The reason for all this bad news? Tomb Raider: Underworld, the latest entry in the long-running series of archaeological action games featuring Lara Croft. With worldwide sales of 1.5 million units the game didn't bomb by any stretch, but still fell well short of the 2 million unit sales initially projected by Eidos. As a result, revenues for the year are now expected to come in at around $240-270 million, rather than the $270-300 million the company had expected.
Layoffs, revenue shortfalls, tumbling share value - it's a bad situation all around, and Eidos' initial response is not especially heartening: The company is considering, among other things, revisions to the series to make it more "female-friendly." Specifics as to what Eidos believes will constitute an increase in chick cachet are short at this point, but Chief Financial Officer Robert Brent suggested that nothing is sacrosanct. "We need to look at everything as we develop the next game," he said in a recent Times article. "Look at how Batman changed successfully, from the rather sad character of the Michael Keaton era to the noir style of The Dark Knight."

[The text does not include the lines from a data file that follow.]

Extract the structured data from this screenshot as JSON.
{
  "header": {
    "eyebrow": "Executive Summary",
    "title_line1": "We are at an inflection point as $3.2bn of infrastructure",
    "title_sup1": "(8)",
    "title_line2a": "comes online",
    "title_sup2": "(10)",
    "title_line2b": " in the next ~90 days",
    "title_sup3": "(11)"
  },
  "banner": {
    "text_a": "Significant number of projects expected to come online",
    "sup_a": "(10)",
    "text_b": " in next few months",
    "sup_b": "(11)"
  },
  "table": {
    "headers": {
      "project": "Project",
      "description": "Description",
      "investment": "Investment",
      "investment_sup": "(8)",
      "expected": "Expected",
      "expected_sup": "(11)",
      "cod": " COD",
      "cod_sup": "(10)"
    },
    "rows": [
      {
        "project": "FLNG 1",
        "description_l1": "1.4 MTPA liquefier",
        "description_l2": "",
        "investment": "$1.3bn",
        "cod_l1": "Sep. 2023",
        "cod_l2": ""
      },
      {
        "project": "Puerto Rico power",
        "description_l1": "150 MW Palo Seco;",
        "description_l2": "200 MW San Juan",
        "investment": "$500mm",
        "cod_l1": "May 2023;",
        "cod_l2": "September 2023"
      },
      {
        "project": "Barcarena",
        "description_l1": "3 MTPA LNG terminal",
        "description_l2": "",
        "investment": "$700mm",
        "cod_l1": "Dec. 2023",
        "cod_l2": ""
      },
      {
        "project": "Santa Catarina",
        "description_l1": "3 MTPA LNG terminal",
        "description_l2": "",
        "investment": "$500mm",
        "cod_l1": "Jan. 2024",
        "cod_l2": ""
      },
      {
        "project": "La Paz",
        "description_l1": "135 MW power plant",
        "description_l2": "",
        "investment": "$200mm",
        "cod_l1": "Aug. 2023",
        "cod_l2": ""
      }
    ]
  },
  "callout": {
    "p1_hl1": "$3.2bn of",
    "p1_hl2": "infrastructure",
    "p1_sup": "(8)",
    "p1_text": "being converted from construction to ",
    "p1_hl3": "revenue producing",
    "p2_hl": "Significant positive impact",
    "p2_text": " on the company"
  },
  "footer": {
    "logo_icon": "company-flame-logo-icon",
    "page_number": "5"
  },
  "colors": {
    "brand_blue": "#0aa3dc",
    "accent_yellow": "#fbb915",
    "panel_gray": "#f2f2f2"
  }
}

It's an interesting point, but one that I think overestimates the value of the Tomb Raider property. Batman is unparalleled in the world of superheroes, and even after the abortion that was Batman & Robin, movie-goers still wanted to see the franchise return to form. But does that sort of consumer-level demand for a rejuvenated Tomb Raider game really exist? Brent's premise relies on the idea that large numbers of people want what he's offering, as long as it's done properly. But is it reasonable to assume that, first, this potential audience is really out there, and second, that some ill-defined appeal to female gamers is going to bring them running en masse to Eidos' doorstep?

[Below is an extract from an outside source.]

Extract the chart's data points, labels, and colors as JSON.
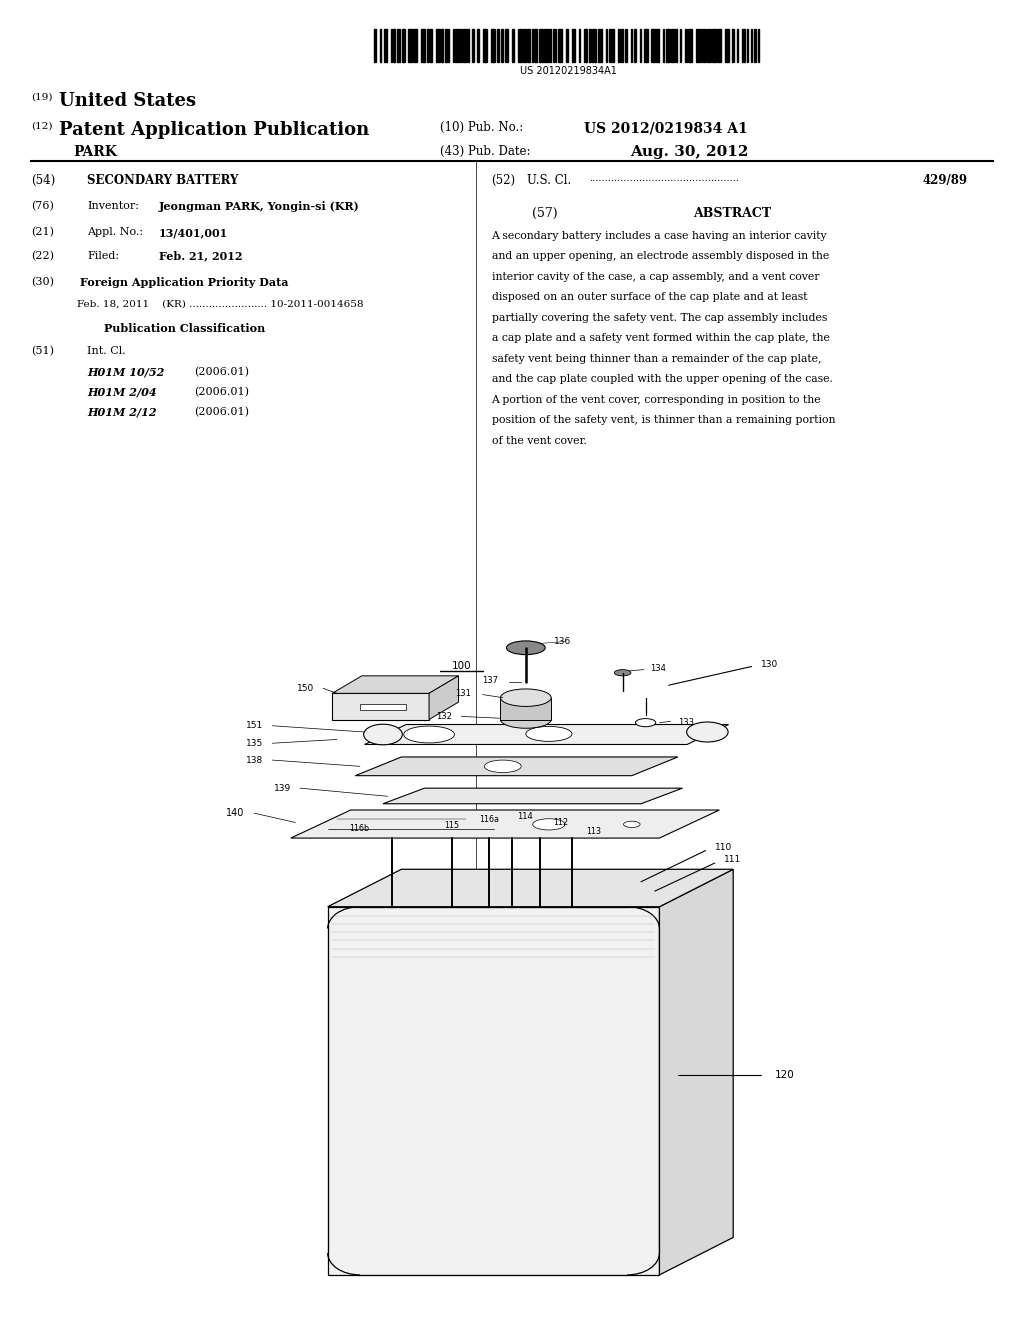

Retreating to familiar territory isn't an uncommon response to tough times, and God knows Eidos and parent company SCi have had a rough go of it lately. But Tomb Raider, despite its long history and Eidos' most fervent wishes, just does not enjoy a reputation as one of gaming's strongest and most reliable franchises, and it apparently hasn't occurred to anyone at Eidos that it may simply be unable to generate the numbers it wants, regardless of what's done to it. You don't sell 1.5 million copies of a game everyone hates, but after eight entries in a series that's been all over the map in terms of quality and commercial success, franchise fatigue is almost inevitable.
And not everyone thinks that targeting girl gamers is the right response to Lara's waning popularity. "I don't know where [the female-friendly makeover] came from," former Crystal Dynamics Creative Director Eric Lindstrom wrote on the Tomb Raider forums. "I feel that even though Lara has attributes that appeal to males, the game doesn't pander to a male audience. Look at all the other games out there with female heroes, and look at their bustlines and what they are (barely) wearing. My Lead Designer Harley (a woman) agrees that Tomb Raider is not a gender specific game, and research shows that it appeals to female gamers very well."